Once a target population and an equal set of age-, sex- and Tanner Stage-matched controls are identified from the CPR, prospective participants will be informed about the study. Initial contact will occur by way of a prepared telephone script (Appendix 2&3). Those that agree to participate will be scheduled for a visit to the Pediatric Clinical Research Unit (PCRU) for a screening visit. At this visit, the study will be explained to the patient/patient's family, permission/assent/consent (Appendix 4&5) will be obtained, a physical examination (including Tanner staging), and screening laboratory testing will be performed. Participants for whom permission/assent/consent has been obtained and inclusion criteria are met, will be scheduled to come back to the PCRU for the first study drug day. If the participant is currently on a statin, they will not be scheduled to come back for at least 6 days for Study Drug Day #1 (washout period). This visit will need to be conducted following a minimum of 6 days and up to 14 days for these participants. If the participant is not currently on a statin then they can be scheduled anytime after their screening visit is complete. The visit will consist of a physical examination, lab tests, placement of an indwelling venous cannula for serial blood draws as outlined below and administration of a single oral dose of rosuvastatin or atorvastatin.

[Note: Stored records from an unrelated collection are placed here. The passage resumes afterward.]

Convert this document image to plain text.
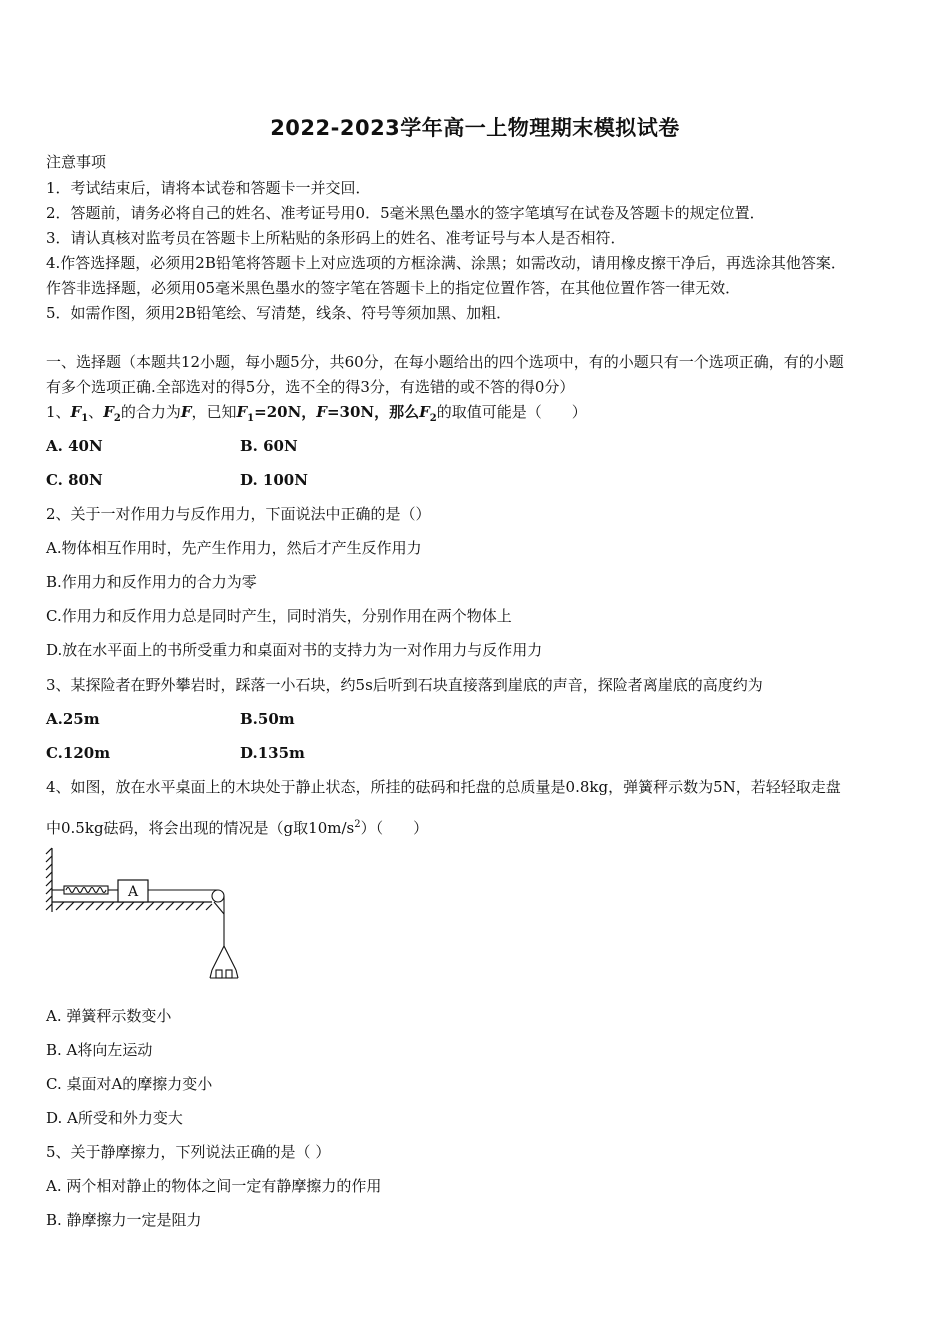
2022-2023学年高一上物理期末模拟试卷
注意事项
1．考试结束后，请将本试卷和答题卡一并交回．
2．答题前，请务必将自己的姓名、准考证号用0．5毫米黑色墨水的签字笔填写在试卷及答题卡的规定位置．
3．请认真核对监考员在答题卡上所粘贴的条形码上的姓名、准考证号与本人是否相符．
4.作答选择题，必须用2B铅笔将答题卡上对应选项的方框涂满、涂黑；如需改动，请用橡皮擦干净后，再选涂其他答案．
作答非选择题，必须用05毫米黑色墨水的签字笔在答题卡上的指定位置作答，在其他位置作答一律无效．
5．如需作图，须用2B铅笔绘、写清楚，线条、符号等须加黑、加粗．
一、选择题（本题共12小题，每小题5分，共60分，在每小题给出的四个选项中，有的小题只有一个选项正确，有的小题
有多个选项正确.全部选对的得5分，选不全的得3分，有选错的或不答的得0分）
1、$F_1$、$F_2$的合力为F，已知$F_1=20N$，F=30N，那么$F_2$的取值可能是（　　）
A. 40N	B. 60N
C. 80N	D. 100N
2、关于一对作用力与反作用力，下面说法中正确的是（）
A.物体相互作用时，先产生作用力，然后才产生反作用力
B.作用力和反作用力的合力为零
C.作用力和反作用力总是同时产生，同时消失，分别作用在两个物体上
D.放在水平面上的书所受重力和桌面对书的支持力为一对作用力与反作用力
3、某探险者在野外攀岩时，踩落一小石块，约5s后听到石块直接落到崖底的声音，探险者离崖底的高度约为
A.25m	B.50m
C.120m	D.135m
4、如图，放在水平桌面上的木块处于静止状态，所挂的砝码和托盘的总质量是0.8kg，弹簧秤示数为5N，若轻轻取走盘
中0.5kg砝码，将会出现的情况是（g取$10m/s^2$）（　　）
A
A. 弹簧秤示数变小
B. A将向左运动
C. 桌面对A的摩擦力变小
D. A所受和外力变大
5、关于静摩擦力，下列说法正确的是（ ）
A. 两个相对静止的物体之间一定有静摩擦力的作用
B. 静摩擦力一定是阻力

The total amount of blood drawn (screening labs and PK samples) for the trial will be 60.6 ml, which is well within the guidelines placed at CMH ORI for children > 25 kg. This study will require an overnight stay in the PCRU in order to obtain all necessary plasma levels. Following a minimum of 6 days and up to 14 days after the study day #1 (washout period), the participating subject will be brought back to the PCRU for another single dose pharmacokinetic study involving the second drug with the same procedure and sampling scheme as conducted in study day #1.